Qual a principal mensagem para
pacientes e médicos?
Não confiem nos estudos
publicados pela indústria farmacêutica. Muitas drogas são ineficazes e muito
mais perigosas do que as pessoas imaginam. É uma tragédia dupla: as pessoas
estão morrendo por causa de medicamentos e muitas vezes nem precisariam deles.
Por essa razão, médicos devem prescrever menos remédios do que fazem hoje.
Outro lado
Dirigentes de associações das
farmacêuticas no Brasil repudiam a relação que o médico Peter Gotzsche faz
entre o setor e o crime organizado.
"Não se pode criminalizar
uma indústria que efetivamente faz saúde em caixinha, que evita que as pessoas
fiquem doentes", diz Nelson Mussolini, presidente-executivo do Sindusfarma
(sindicato paulista da indústria de produtos farmacêuticos).
Para ele, Gotzsche trata de
questões ideológicas e ultrapassadas. "Não conheço o livro, mas dei um
Google."
Segundo Mussolini, é graças a
remédios produzidos pelas farmacêuticas que ele e o autor estão vivos hoje.
"Quando eu nasci, em
1958, a expectativa de vida para o brasileiro era de 53 anos e do europeu, de
60 anos. A indústria pode ter cometido erros no passado, mas não se pode
criminalizá-la."
Ele diz que nos últimos anos
houve grande evolução nas questões regulatórias e de marketing e que práticas
antiéticas foram banidas.
"No passado, era normal o
médico viajar a convite da indústria a congressos fora do Brasil e levar junto
a mulher, o filho. Ficava duas horas no congresso e uma semana de férias.
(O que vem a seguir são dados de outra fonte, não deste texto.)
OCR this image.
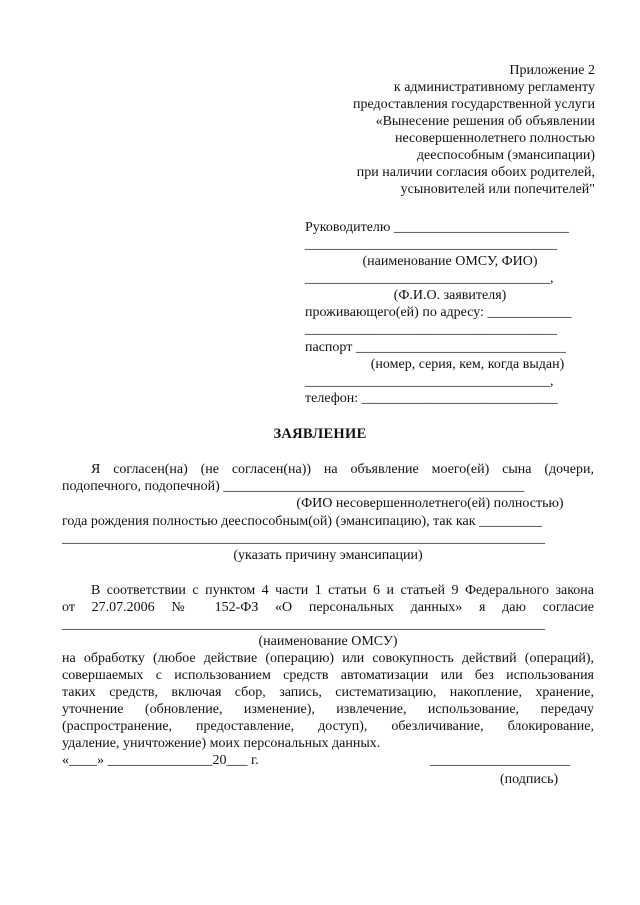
Приложение 2
к административному регламенту
предоставления государственной услуги
«Вынесение решения об объявлении
несовершеннолетнего полностью
дееспособным (эмансипации)
при наличии согласия обоих родителей,
усыновителей или попечителей"
Руководителю _________________________
____________________________________
(наименование ОМСУ, ФИО)
___________________________________,
(Ф.И.О. заявителя)
проживающего(ей) по адресу: ____________
____________________________________
паспорт ______________________________
(номер, серия, кем, когда выдан)
___________________________________,
телефон: ____________________________
ЗАЯВЛЕНИЕ
Я согласен(на) (не согласен(на)) на объявление моего(ей) сына (дочери,
подопечного, подопечной) ___________________________________________
(ФИО несовершеннолетнего(ей) полностью)
года рождения полностью дееспособным(ой) (эмансипацию), так как _________
_____________________________________________________________________
(указать причину эмансипации)
В соответствии с пунктом 4 части 1 статьи 6 и статьей 9 Федерального закона
от 27.07.2006 № 152-ФЗ «О персональных данных» я даю согласие
_____________________________________________________________________
(наименование ОМСУ)
на обработку (любое действие (операцию) или совокупность действий (операций),
совершаемых с использованием средств автоматизации или без использования
таких средств, включая сбор, запись, систематизацию, накопление, хранение,
уточнение (обновление, изменение), извлечение, использование, передачу
(распространение, предоставление, доступ), обезличивание, блокирование,
удаление, уничтожение) моих персональных данных.
«____» _______________20___ г.	____________________
(подпись)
Hoje
nenhuma empresa aprova uma coisa dessas."
Nos últimos 30 anos, diz,
houve uma evolução na forma de pesquisar, registrar e promover os produtos.
"Hoje só registramos um produto se conseguirmos demonstrar que ele traz
ganho em eficácia e segurança em relação a outro já registrado."
Antonio Brito, presidente da
Interfarma (associação das farmacêuticas de pesquisa), lembra da preocupação do
setor de avançar na transparência das relações.
Afirma que na semana passada a
Interfarma lançou a terceira revisão do seu código de conduta, discutido com o
CFM (Conselho Federal de Medicina) e a AMB (Associação Médica Brasileira).
"Sabemos que existem
zonas cinzentas nessas relações e falhas de procedimento. Mas elas não serão
resolvidas com atitudes que ultrapassam o bom senso."